Vorbericht: 1. FC Heidenheim – FC St. Pauli (10.Spieltag, 21/22)

Vorbericht: 1. FC Heidenheim – FC St. Pauli (10.Spieltag, 21/22)

Vorbei ist die Länderspielpause. Der FC St. Pauli tritt am Samstag beim 1. FC Heidenheim an. Diese Auswärtsreise war lange Zeit für den FCSP mit Niederlagen verbunden. Aber in der Rückrunde der letzten Saison konnte der FC St. Pauli mit einem wilden 4:3 diese Serie brechen und zum ersten Mal überhaupt in Heidenheim an der Brenz punkten. Das soll auch am Samstag gelingen. Allerdings wartet mit Heidenheim das defensiv stärkste Team der Liga.
(Titelbild: Peter Böhmer)

FC St. Pauli: Wer kann spielen, wer fehlt?

Voll ist der Trainingsplatz geworden an der Kollaustraße. Mit Maximilian Dittgen und Finn Ole Becker sind zwei Spieler wieder einsatzfähig. Bei Igor Matanović, Sebastian Ohlsson und Etienne Amenyido kommt ein Einsatz in Heidenheim noch zu früh. Alle drei dürften aber in den nächsten Spielen wieder (oder zum ersten Mal) eine Rolle spielen, wie Timo Schultz auf der Pressekonferenz vor dem Spiel verkündete.
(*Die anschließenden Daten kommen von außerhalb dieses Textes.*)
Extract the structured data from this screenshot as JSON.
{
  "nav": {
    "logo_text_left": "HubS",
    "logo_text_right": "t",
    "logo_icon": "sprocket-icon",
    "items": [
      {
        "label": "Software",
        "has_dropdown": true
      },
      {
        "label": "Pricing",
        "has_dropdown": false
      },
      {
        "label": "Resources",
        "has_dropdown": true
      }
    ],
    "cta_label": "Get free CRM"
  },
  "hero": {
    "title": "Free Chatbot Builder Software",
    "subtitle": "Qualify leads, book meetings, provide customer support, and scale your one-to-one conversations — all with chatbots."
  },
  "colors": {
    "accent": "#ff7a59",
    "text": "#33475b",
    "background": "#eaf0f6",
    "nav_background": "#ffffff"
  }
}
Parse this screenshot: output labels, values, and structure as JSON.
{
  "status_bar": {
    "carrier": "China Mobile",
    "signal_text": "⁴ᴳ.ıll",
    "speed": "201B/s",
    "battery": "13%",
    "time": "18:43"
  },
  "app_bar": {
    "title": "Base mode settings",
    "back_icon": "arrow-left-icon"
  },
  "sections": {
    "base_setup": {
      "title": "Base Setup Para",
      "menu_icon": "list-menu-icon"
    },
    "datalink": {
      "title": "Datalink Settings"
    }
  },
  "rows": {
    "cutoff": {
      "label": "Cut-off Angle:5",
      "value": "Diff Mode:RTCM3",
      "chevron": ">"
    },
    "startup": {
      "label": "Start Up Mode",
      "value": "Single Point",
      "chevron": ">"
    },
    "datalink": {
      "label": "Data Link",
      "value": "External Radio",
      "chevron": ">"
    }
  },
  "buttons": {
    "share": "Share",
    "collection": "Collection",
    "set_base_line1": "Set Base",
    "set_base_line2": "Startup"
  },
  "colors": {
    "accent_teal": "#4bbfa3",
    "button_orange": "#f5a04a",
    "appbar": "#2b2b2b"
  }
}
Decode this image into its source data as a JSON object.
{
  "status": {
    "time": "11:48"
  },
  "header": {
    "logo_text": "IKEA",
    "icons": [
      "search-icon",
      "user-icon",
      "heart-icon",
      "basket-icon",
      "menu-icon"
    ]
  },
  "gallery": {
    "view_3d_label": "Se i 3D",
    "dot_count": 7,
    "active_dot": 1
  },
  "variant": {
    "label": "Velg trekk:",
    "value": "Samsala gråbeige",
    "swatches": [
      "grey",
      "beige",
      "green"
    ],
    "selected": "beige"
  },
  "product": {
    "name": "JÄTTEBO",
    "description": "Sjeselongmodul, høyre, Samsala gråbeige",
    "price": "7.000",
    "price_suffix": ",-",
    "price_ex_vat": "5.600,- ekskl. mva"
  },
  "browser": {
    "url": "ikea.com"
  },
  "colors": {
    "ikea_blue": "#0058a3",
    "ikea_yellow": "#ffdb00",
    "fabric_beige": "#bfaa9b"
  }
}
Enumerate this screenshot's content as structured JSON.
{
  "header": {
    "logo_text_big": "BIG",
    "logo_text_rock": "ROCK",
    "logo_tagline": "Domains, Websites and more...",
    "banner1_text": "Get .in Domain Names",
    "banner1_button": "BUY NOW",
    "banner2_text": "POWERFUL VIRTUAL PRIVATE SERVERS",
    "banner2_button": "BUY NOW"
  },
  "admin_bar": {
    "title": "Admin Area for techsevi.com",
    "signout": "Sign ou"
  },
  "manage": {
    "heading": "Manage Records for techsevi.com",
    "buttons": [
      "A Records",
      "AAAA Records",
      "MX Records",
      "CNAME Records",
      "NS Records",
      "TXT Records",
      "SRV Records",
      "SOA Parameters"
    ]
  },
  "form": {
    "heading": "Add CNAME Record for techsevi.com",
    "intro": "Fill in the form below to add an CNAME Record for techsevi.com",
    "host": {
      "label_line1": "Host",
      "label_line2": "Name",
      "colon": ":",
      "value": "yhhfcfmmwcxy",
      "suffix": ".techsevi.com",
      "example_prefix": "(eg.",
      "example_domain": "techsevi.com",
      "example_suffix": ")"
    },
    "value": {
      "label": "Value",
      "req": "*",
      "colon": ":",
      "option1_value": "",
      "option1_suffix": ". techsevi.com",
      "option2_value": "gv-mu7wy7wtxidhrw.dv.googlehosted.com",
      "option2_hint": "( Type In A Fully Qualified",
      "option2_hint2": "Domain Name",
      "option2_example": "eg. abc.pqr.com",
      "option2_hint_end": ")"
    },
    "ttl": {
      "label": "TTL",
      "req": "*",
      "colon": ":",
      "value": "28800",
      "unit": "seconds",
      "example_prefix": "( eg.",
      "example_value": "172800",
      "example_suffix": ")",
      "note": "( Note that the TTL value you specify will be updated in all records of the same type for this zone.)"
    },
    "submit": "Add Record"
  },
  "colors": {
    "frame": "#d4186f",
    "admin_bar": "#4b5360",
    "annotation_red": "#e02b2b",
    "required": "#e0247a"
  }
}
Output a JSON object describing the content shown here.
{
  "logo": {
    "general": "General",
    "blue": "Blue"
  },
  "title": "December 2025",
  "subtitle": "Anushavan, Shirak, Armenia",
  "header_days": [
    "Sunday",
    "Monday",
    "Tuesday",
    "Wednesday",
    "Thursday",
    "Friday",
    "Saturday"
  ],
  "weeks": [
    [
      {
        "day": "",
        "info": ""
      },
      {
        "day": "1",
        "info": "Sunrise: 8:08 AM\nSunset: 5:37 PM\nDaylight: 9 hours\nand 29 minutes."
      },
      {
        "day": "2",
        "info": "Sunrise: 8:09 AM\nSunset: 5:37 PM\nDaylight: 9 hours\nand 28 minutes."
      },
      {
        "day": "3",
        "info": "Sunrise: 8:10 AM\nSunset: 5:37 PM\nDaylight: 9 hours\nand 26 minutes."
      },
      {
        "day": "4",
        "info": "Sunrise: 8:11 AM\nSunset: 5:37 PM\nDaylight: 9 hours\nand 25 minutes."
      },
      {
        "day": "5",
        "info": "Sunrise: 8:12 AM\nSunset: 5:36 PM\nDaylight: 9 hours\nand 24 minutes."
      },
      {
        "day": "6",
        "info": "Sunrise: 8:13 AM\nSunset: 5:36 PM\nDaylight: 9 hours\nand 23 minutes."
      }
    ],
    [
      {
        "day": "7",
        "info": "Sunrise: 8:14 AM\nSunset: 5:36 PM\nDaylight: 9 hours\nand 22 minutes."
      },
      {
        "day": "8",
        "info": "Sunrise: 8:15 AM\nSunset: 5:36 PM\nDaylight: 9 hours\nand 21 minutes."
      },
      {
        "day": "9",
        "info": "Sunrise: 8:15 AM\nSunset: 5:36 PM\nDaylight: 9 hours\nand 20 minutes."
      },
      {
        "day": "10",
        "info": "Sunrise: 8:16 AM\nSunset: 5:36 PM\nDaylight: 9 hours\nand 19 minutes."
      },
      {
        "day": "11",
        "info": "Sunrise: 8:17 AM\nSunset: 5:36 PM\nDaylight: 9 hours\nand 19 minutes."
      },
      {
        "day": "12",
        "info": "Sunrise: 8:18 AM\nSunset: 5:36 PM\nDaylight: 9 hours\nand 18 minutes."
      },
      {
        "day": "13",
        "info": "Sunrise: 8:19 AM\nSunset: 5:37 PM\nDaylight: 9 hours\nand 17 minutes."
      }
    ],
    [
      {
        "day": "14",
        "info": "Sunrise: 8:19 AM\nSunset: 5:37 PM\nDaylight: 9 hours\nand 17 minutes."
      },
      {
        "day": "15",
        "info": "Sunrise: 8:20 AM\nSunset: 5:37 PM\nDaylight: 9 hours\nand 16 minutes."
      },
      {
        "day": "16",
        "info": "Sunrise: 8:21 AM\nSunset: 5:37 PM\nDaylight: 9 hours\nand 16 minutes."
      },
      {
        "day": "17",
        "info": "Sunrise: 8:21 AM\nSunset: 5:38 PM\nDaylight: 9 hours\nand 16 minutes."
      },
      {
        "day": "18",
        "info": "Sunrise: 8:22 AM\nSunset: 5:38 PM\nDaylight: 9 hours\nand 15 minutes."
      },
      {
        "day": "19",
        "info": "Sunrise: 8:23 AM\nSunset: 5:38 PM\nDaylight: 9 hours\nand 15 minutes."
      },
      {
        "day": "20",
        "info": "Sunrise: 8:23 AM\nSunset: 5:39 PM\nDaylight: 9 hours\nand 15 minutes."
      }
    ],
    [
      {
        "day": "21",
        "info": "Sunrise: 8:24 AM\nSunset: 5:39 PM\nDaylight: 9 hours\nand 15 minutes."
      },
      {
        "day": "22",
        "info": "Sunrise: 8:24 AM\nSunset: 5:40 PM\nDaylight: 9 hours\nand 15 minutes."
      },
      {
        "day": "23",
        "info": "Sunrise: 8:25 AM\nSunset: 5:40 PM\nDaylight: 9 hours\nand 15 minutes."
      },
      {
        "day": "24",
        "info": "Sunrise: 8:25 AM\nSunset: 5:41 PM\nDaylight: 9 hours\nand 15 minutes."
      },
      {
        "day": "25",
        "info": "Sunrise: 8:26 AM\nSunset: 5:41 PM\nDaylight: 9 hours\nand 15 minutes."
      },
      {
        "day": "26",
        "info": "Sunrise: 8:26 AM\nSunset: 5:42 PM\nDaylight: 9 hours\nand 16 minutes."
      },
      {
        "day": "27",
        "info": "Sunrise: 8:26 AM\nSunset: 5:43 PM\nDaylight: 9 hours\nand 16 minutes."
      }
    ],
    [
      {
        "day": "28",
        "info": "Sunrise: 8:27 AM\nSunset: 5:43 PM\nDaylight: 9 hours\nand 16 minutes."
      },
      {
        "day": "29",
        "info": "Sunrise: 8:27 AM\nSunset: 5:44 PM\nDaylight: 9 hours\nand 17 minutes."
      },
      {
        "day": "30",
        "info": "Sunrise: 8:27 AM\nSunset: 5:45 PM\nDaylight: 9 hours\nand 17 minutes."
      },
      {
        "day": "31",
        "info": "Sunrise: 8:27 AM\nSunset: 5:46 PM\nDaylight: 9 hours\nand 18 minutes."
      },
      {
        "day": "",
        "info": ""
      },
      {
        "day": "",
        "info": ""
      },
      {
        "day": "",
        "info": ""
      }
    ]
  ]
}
Schlechte Nachrichten gab es auf der Pressekonferenz zu Hugo Teixeira und Jannes Wieckhoff. Beide haben Knieverletzungen und werden auf unbestimmte Zeit (die Diagnosen stehen noch aus) ausfallen. Timo Schultz machte deutlich, dass es sich dabei wohl nicht um ein paar Tage, sondern eher um längere Ausfallzeiten handeln wird. Das tut gerade bei Wieckhoff ziemlich weh, da er nun schon wieder länger aussetzen muss. Seit seinem ersten Einsatz in der Vorsaison wurde Wieckhoffs persönlicher Aufstieg immer wieder von Verletzungen gestoppt.
Immerhin: Alle Spieler, die mit ihren Nationalteams unterwegs waren, sind fit und unversehrt zurückgekehrt, sodass einem Einsatz in Heidenheim nichts im Wege zu stehen scheint.

Jannes Wieckhoff wird dem FC St. Pauli aufgrund einer Knieverletzung einige Zeit fehlen.
(c) Peter Böhmer

1. FC Heidenheim: Wer kann spielen, wer fehlt?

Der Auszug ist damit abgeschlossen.